Questa mancanza della partecipazione di Rublev nel film si vede meglio nell'episodio intitolato "La scorreria". Qui Tarkovskij pone Rublev come "uno spettatore al nostro fianco". È in questo segmento del film che Rublev incontra lo spirito del defunto Teofane dopo la distruzione da parte dei tartari di una chiesa in cui Rublev aveva completato una iconostasi. Teofane, che ora dimora con Dio, non ha bisogno di forme fisiche per elevare la sua mente al divino. Teofane spiega che le immagini e le parole non riescono a dare la misura della gloria della verità e dell'esperienza diretta di Dio. Queste immagini esistono per dare agli uomini impressioni pie come mezzo di contatto con il divino, eppure non vi riescono pienamente. È a questo punto che Rublev, scosso dalle parole di Teofane, rinuncia sia alla parola sia alla pittura di icone come sforzi essenzialmente inutili.

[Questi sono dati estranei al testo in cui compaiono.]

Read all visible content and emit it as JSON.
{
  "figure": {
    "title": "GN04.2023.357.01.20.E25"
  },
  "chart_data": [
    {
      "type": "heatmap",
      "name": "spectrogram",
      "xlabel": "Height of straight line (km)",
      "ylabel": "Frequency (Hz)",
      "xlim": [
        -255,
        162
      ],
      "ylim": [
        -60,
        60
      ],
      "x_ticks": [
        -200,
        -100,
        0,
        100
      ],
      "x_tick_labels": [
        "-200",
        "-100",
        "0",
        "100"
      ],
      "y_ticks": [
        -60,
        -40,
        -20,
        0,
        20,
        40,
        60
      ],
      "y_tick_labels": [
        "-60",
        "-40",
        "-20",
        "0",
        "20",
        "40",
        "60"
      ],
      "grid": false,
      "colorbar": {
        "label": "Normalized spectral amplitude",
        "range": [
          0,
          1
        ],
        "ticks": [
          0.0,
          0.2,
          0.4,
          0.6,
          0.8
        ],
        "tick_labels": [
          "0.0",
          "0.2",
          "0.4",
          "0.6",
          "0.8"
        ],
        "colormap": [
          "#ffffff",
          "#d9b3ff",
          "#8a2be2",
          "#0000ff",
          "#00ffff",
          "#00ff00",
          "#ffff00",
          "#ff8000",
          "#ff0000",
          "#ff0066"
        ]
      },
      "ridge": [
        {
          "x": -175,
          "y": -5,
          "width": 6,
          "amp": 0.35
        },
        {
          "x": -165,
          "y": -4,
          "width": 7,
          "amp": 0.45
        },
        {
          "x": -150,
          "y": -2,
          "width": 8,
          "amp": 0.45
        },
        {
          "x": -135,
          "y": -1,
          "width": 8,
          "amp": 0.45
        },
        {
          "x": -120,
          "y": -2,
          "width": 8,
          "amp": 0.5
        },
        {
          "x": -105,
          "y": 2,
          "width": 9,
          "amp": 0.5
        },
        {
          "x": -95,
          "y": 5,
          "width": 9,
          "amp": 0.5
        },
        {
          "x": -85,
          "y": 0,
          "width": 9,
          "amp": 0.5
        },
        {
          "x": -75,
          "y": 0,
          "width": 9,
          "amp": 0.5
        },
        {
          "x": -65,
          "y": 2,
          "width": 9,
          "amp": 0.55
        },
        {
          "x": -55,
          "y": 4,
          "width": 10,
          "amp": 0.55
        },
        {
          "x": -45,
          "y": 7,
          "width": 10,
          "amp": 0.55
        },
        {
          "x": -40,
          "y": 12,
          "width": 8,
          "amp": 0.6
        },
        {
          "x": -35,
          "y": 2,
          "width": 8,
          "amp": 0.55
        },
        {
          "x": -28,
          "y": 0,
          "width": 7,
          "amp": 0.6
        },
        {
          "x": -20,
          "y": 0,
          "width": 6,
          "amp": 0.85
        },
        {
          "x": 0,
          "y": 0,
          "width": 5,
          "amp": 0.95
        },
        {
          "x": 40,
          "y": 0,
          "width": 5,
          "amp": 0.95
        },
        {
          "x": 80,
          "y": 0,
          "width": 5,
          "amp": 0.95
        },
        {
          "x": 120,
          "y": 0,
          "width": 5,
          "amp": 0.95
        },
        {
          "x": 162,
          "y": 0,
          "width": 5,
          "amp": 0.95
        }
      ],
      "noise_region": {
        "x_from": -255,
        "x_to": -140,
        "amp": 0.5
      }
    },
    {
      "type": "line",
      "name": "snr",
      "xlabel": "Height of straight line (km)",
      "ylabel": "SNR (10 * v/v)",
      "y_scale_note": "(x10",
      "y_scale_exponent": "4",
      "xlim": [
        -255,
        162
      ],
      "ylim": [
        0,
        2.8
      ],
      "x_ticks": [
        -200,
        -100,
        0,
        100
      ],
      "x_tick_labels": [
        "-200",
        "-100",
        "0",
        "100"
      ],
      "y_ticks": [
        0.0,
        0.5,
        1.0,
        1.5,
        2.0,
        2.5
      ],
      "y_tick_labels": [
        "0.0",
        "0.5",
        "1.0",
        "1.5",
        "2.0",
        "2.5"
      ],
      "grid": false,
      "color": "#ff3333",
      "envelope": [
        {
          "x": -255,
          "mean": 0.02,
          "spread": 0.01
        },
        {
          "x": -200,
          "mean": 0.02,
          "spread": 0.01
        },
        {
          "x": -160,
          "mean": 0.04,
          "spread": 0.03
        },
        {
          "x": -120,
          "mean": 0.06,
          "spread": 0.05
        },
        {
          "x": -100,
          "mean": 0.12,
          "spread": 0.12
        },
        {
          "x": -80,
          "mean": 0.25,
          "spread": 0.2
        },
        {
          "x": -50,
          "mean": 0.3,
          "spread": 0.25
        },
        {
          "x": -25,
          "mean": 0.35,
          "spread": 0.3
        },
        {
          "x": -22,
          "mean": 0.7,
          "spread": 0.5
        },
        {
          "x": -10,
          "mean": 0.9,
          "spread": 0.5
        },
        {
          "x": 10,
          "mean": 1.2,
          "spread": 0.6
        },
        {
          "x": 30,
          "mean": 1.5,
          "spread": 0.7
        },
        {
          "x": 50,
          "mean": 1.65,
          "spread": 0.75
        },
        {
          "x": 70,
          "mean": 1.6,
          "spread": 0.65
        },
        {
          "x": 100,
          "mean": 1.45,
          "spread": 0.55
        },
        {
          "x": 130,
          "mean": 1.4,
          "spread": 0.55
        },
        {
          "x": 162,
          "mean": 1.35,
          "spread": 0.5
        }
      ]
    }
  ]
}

L'episodio successivo, "Il silenzio", manca di qualsiasi discorso di Rublev, e Tarkovskij ci presenta personaggi asciutti, banali, a volte incomprensibili, come i mongoli che non parlano russo. "Il silenzio" è seguito da "La campana", in cui Rublev riacquista la sua volontà di parlare e creare. Il tentativo apparentemente senza speranza della fusione di una campana sotto la guida di Boriska, un giovane con poca abilità, viene a rappresentare le speranze di un intero villaggio. La campana, di fatto, viene fusa e suona. Al suono della campana si vede Rublev mentre conforta Boriska, che temeva la campana non suonasse. Boriska qui serve come una rappresentazione di Rublev che viene a patti con i talenti che Dio gli ha ispirato. Boriska temeva che la sua campana non suonasse, nello stesso modo in cui Rublev temeva il fallimento nella sua rappresentazione delle cose divine. Vediamo Rublev che sorregge Boriska vicino allo stesso punto in cui due episodi prima era stata girata la scena della crocifissione. Ora, però, la croce è stata sostituita dalla risurrezione che la campana serve a rappresentare.

La mancanza in Andrej Rublev di un chiaro movimento lineare non legato al tempo e allo spazio può creare un effetto di vertigine nello spettatore. Eppure sono le impressioni estetiche create da Tarkovskij che legano le parti apparentemente disgiunte per creare una verità più misteriosa a un livello più profondo delle parti stesse. È questa attenzione alla bellezza, piuttosto che un chiaro e ordinato costrutto filosofico, che io ritengo la caratteristica fondante del film. Una caratteristica che, a mio avviso, è decisamente russa. È un amore per la bellezza che supera la comprensione che ha aiutato Rublev a creare la sua icona della santissima Trinità, una vera e propria "finestra sul cielo", in un momento in cui il dominio tataro sembrava ostacolare tale creatività. È questa stessa comprensione e l'amore per la bellezza che ha permesso a Tarkovskij di creare Andrej Rublev, in un periodo della storia russa dominato da coloro che hanno cercato di sradicare questo amore e sostituirlo con freddo realismo e materialismo. In questo film Tarkovskij unisce questi due mondi insieme per presentare l'atemporalità dell'impulso creativo e del desiderio di verità dell'uomo. Non limitando Rublev a un iconico status storico, cosa che la narrativa lineare e il linguaggio arcaico avrebbero aiutato a fare, Tarkovskij è in grado di creare un Rublev più universale. Tarkovskij voleva che "lo spettatore vedesse Rublev con 'gli occhi di oggi'," per dimostrare che lo spirito umano può trionfare nelle circostanze più difficili.